6. The method according to claim 1, characterized in that, The process of obtaining the gradation parameters and measured permeability coefficients of calcareous sand samples with different mix proportions through orthogonal experimental design includes: The calcareous sand was sieved into four particle size groups: coarse sand, medium sand, fine sand, and silt. Using the proportions of the four particle size components as factors, with at least two levels for each factor, an orthogonal experimental design was conducted to obtain multiple formulation schemes; Calcareous sand samples were prepared according to the multiple proportioning schemes, and the effective particle size, non-uniformity coefficient, porosity and permeability coefficient of each sample were measured.

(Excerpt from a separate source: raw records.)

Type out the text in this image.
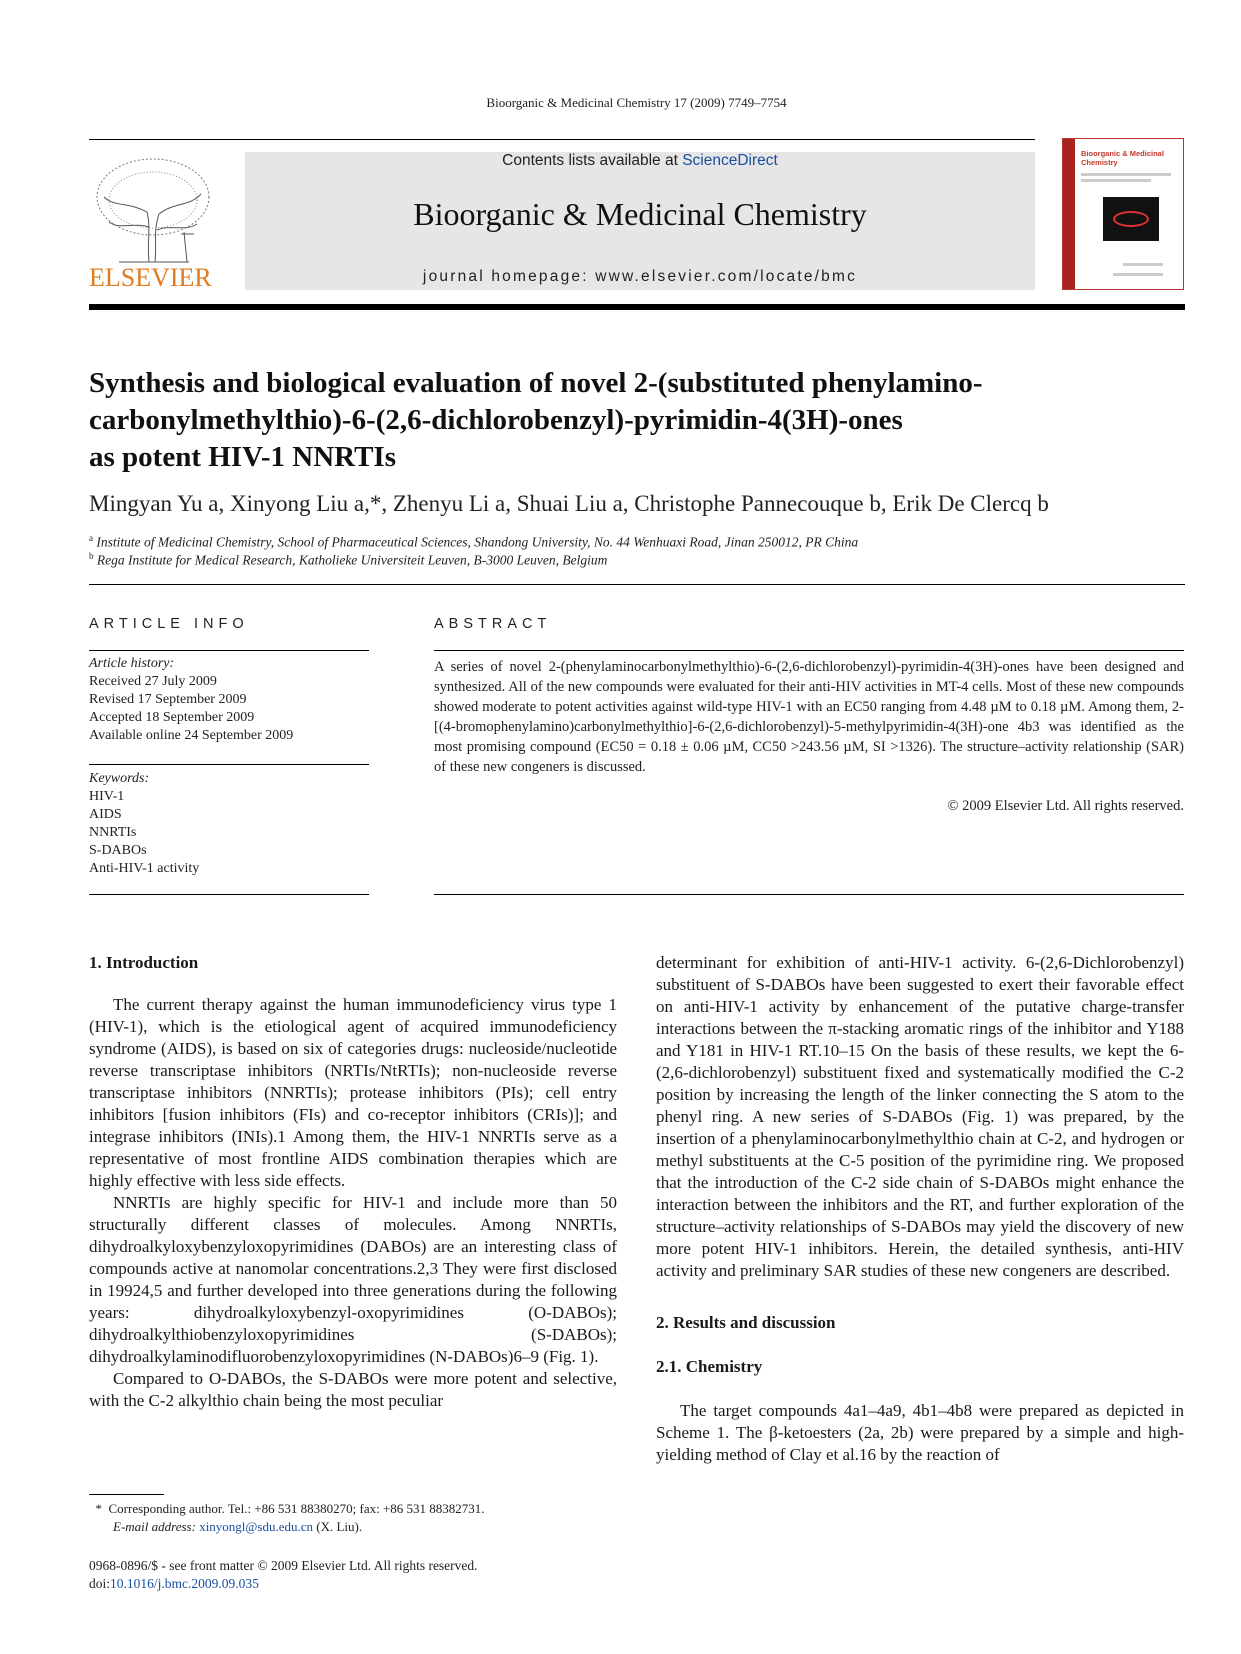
Bioorganic & Medicinal Chemistry 17 (2009) 7749–7754
ELSEVIER
Contents lists available at ScienceDirect
Bioorganic & Medicinal Chemistry
journal homepage: www.elsevier.com/locate/bmc
Bioorganic & Medicinal Chemistry
Synthesis and biological evaluation of novel 2-(substituted phenylamino-
carbonylmethylthio)-6-(2,6-dichlorobenzyl)-pyrimidin-4(3H)-ones
as potent HIV-1 NNRTIs
Mingyan Yu a, Xinyong Liu a,*, Zhenyu Li a, Shuai Liu a, Christophe Pannecouque b, Erik De Clercq b
$^a$ Institute of Medicinal Chemistry, School of Pharmaceutical Sciences, Shandong University, No. 44 Wenhuaxi Road, Jinan 250012, PR China
$^b$ Rega Institute for Medical Research, Katholieke Universiteit Leuven, B-3000 Leuven, Belgium
ARTICLE INFO
Article history:
Received 27 July 2009
Revised 17 September 2009
Accepted 18 September 2009
Available online 24 September 2009
Keywords:
HIV-1
AIDS
NNRTIs
S-DABOs
Anti-HIV-1 activity
ABSTRACT
A series of novel 2-(phenylaminocarbonylmethylthio)-6-(2,6-dichlorobenzyl)-pyrimidin-4(3H)-ones have been designed and synthesized. All of the new compounds were evaluated for their anti-HIV activities in MT-4 cells. Most of these new compounds showed moderate to potent activities against wild-type HIV-1 with an EC50 ranging from 4.48 µM to 0.18 µM. Among them, 2-[(4-bromophenylamino)carbonylmethylthio]-6-(2,6-dichlorobenzyl)-5-methylpyrimidin-4(3H)-one 4b3 was identified as the most promising compound (EC50 = 0.18 ± 0.06 µM, CC50 >243.56 µM, SI >1326). The structure–activity relationship (SAR) of these new congeners is discussed.
© 2009 Elsevier Ltd. All rights reserved.
1. Introduction

The current therapy against the human immunodeficiency virus type 1 (HIV-1), which is the etiological agent of acquired immunodeficiency syndrome (AIDS), is based on six of categories drugs: nucleoside/nucleotide reverse transcriptase inhibitors (NRTIs/NtRTIs); non-nucleoside reverse transcriptase inhibitors (NNRTIs); protease inhibitors (PIs); cell entry inhibitors [fusion inhibitors (FIs) and co-receptor inhibitors (CRIs)]; and integrase inhibitors (INIs).1 Among them, the HIV-1 NNRTIs serve as a representative of most frontline AIDS combination therapies which are highly effective with less side effects.

NNRTIs are highly specific for HIV-1 and include more than 50 structurally different classes of molecules. Among NNRTIs, dihydroalkyloxybenzyloxopyrimidines (DABOs) are an interesting class of compounds active at nanomolar concentrations.2,3 They were first disclosed in 19924,5 and further developed into three generations during the following years: dihydroalkyloxybenzyl-oxopyrimidines (O-DABOs); dihydroalkylthiobenzyloxopyrimidines (S-DABOs); dihydroalkylaminodifluorobenzyloxopyrimidines (N-DABOs)6–9 (Fig. 1).

Compared to O-DABOs, the S-DABOs were more potent and selective, with the C-2 alkylthio chain being the most peculiar

determinant for exhibition of anti-HIV-1 activity. 6-(2,6-Dichlorobenzyl) substituent of S-DABOs have been suggested to exert their favorable effect on anti-HIV-1 activity by enhancement of the putative charge-transfer interactions between the π-stacking aromatic rings of the inhibitor and Y188 and Y181 in HIV-1 RT.10–15 On the basis of these results, we kept the 6-(2,6-dichlorobenzyl) substituent fixed and systematically modified the C-2 position by increasing the length of the linker connecting the S atom to the phenyl ring. A new series of S-DABOs (Fig. 1) was prepared, by the insertion of a phenylaminocarbonylmethylthio chain at C-2, and hydrogen or methyl substituents at the C-5 position of the pyrimidine ring. We proposed that the introduction of the C-2 side chain of S-DABOs might enhance the interaction between the inhibitors and the RT, and further exploration of the structure–activity relationships of S-DABOs may yield the discovery of new more potent HIV-1 inhibitors. Herein, the detailed synthesis, anti-HIV activity and preliminary SAR studies of these new congeners are described.

2. Results and discussion
2.1. Chemistry

The target compounds 4a1–4a9, 4b1–4b8 were prepared as depicted in Scheme 1. The β-ketoesters (2a, 2b) were prepared by a simple and high-yielding method of Clay et al.16 by the reaction of

*  Corresponding author. Tel.: +86 531 88380270; fax: +86 531 88382731.
E-mail address: xinyongl@sdu.edu.cn (X. Liu).
0968-0896/$ - see front matter © 2009 Elsevier Ltd. All rights reserved.
doi:10.1016/j.bmc.2009.09.035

7. The method according to claim 6, characterized in that, The orthogonal experimental design also includes: Set proportioning constraints, including that the sum of the proportions of coarse sand and medium sand is not equal to 100%, and the sum of the proportions of fine sand and silt is not equal to 100%.

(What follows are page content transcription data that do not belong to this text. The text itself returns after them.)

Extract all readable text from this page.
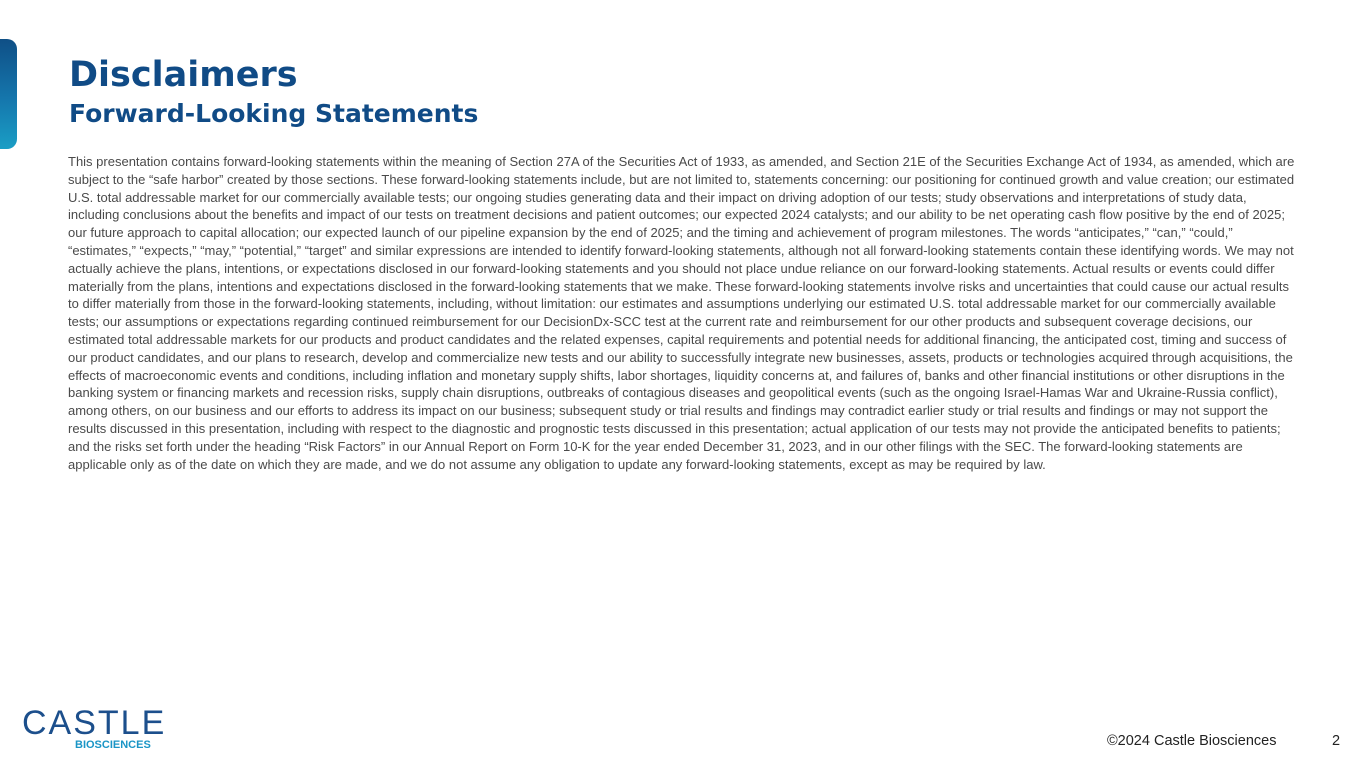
Disclaimers
Forward-Looking Statements

This presentation contains forward-looking statements within the meaning of Section 27A of the Securities Act of 1933, as amended, and Section 21E of the Securities Exchange Act of 1934, as amended, which are subject to the “safe harbor” created by those sections. These forward-looking statements include, but are not limited to, statements concerning: our positioning for continued growth and value creation; our estimated U.S. total addressable market for our commercially available tests; our ongoing studies generating data and their impact on driving adoption of our tests; study observations and interpretations of study data, including conclusions about the benefits and impact of our tests on treatment decisions and patient outcomes; our expected 2024 catalysts; and our ability to be net operating cash flow positive by the end of 2025; our future approach to capital allocation; our expected launch of our pipeline expansion by the end of 2025; and the timing and achievement of program milestones. The words “anticipates,” “can,” “could,” “estimates,” “expects,” “may,” “potential,” “target” and similar expressions are intended to identify forward-looking statements, although not all forward-looking statements contain these identifying words. We may not actually achieve the plans, intentions, or expectations disclosed in our forward-looking statements and you should not place undue reliance on our forward-looking statements. Actual results or events could differ materially from the plans, intentions and expectations disclosed in the forward-looking statements that we make. These forward-looking statements involve risks and uncertainties that could cause our actual results to differ materially from those in the forward-looking statements, including, without limitation: our estimates and assumptions underlying our estimated U.S. total addressable market for our commercially available tests; our assumptions or expectations regarding continued reimbursement for our DecisionDx-SCC test at the current rate and reimbursement for our other products and subsequent coverage decisions, our estimated total addressable markets for our products and product candidates and the related expenses, capital requirements and potential needs for additional financing, the anticipated cost, timing and success of our product candidates, and our plans to research, develop and commercialize new tests and our ability to successfully integrate new businesses, assets, products or technologies acquired through acquisitions, the effects of macroeconomic events and conditions, including inflation and monetary supply shifts, labor shortages, liquidity concerns at, and failures of, banks and other financial institutions or other disruptions in the banking system or financing markets and recession risks, supply chain disruptions, outbreaks of contagious diseases and geopolitical events (such as the ongoing Israel-Hamas War and Ukraine-Russia conflict), among others, on our business and our efforts to address its impact on our business; subsequent study or trial results and findings may contradict earlier study or trial results and findings or may not support the results discussed in this presentation, including with respect to the diagnostic and prognostic tests discussed in this presentation; actual application of our tests may not provide the anticipated benefits to patients; and the risks set forth under the heading “Risk Factors” in our Annual Report on Form 10-K for the year ended December 31, 2023, and in our other filings with the SEC. The forward-looking statements are applicable only as of the date on which they are made, and we do not assume any obligation to update any forward-looking statements, except as may be required by law.

CASTLE
BIOSCIENCES	©2024 Castle Biosciences	2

8. A system for predicting the permeability coefficient of calcareous sand in a model test of an underground freshwater lens on an island or reef, characterized in that, include: The first determining module is used to determine the geometric similarity ratio based on the geometric scale of the prototype island and the geometric scale of the model test. The second determining module is used to determine the permeability coefficient similarity ratio based on the geometric similarity ratio and the seepage similarity relationship derived from dimensional analysis; The third determining module is used to determine the target permeability coefficient of the model calcareous sand based on the permeability coefficient similarity ratio and the permeability coefficient of the prototype calcareous sand. The model building module is used to build a permeability prediction model with effective particle size, non-uniformity coefficient, and porosity as input parameters; The test acquisition module is used to obtain the gradation parameters and measured permeability coefficients of calcareous sand samples with different mix proportions through orthogonal experimental design. The model solving module is used to solve for the undetermined coefficients in the prediction model based on the gradation parameters and the measured permeability coefficient, so as to obtain the calibrated permeability coefficient prediction model. The proportioning determination module is used to determine the proportioning scheme for preparing the model calcareous sand based on the target permeability coefficient and the calibrated permeability coefficient prediction model.